Ormai siamo al conto alla rovescia per Mps: oggi parte l’aumento di capitale in azioni, che si concluderà mercoledì per il pubblico retail e il giorno dopo per gli istituzionali. Sempre dopodomani si concluderà il periodo di conversione volontaria dei bond subordinati; poi si tratterà di fare i conti e verificare se la complessa operazione di ricapitalizzazione da 5 miliardi sarà andata in porto. Il governo è pronto a far scattare il piano B, quello che prevede la ricapitalizzazione prudenziale con intervento di denaro pubblico (ma che comporta anche la conversione forzosa dei bond e l’azzeramento del valore delle azioni). Il decreto legge, con misure per complessivi 15 miliardi a sostegno del Monte e di altre banche eventualmente in difficoltà, è pronto. È altamente probabile che nella prima parte della settimana l’esecutivo chieda al Parlamento un’autorizzazione cautelativa per la variazione dei saldi di bilancio del Def; una misura per poter aumentare il debito pubblico, necessaria a varare il decreto ove si rendesse necessario. I conti si faranno a partire da giovedì sera e al Mef si spera ancora che non ce ne sia bisogno. Molto dipenderà dalla presenza o meno di anchor investor che sottoscrivano una parte dell’aumento: in ambienti finanziari circola anche l’ipotesi che, in zona Cesarini, possa intervenire anche Poste, sottoscrivendo una parte dell’aumento.

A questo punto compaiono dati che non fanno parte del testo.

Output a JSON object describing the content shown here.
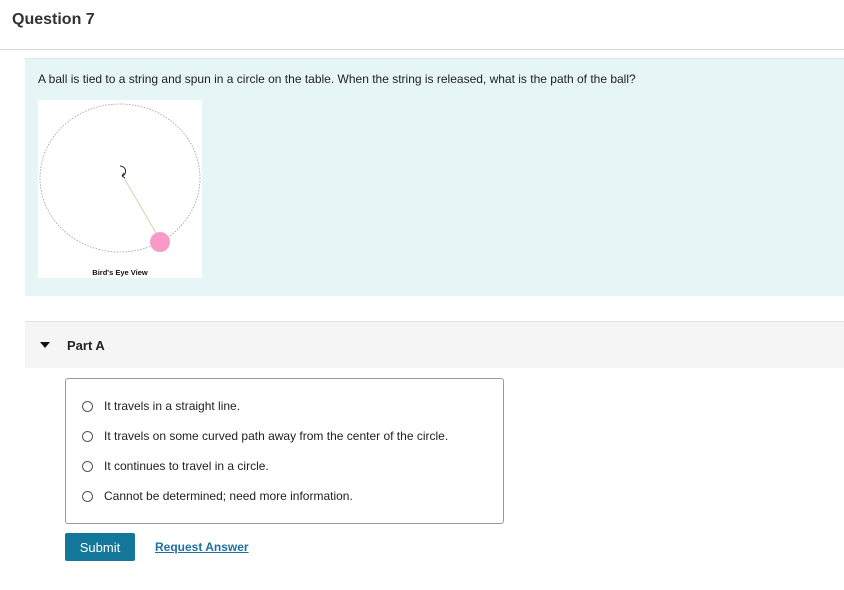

In Europa non c’è troppa aria di sconti all’Italia: il salvataggio «dovrebbe avvenire secondo le regole concordate, cioè i creditori della banca devono contribuire al soccorso, non il contribuente», ha specificato ieri Christoph Schmidt, uno dei 5 saggi consiglieri economici della cancelliera tedesca Angela Merkel.
Stamani, ma l’orario potrebbe slittare, il cda della banca farà un primo punto sull’operazione. Se i 5 miliardi saranno trovati, per gli attuali azionisti del Monte ci sarà una diluizione pari all’87,26% nel caso di un prezzo di offerta pari al valore massimo (inverosimile) di 24,9 euro. Se invece le azioni verranno piazzate al minimo (un euro) la diluizione sarà pari al 99,42%; il prezzo verrà fissato solo a chiusura dell’aumento. La condizione perché vada in porto è che vi sia il successo di tutte le componenti dell’operazione: deconsolidamento degli Npl (non risultano ancora perfezionati gli accordi con Quaestio e il finanziamento ponte) conversione dei subordinati e aumento in contanti. Oggi compreso, ci sono quattro giorni di tempo per salvare il Monte.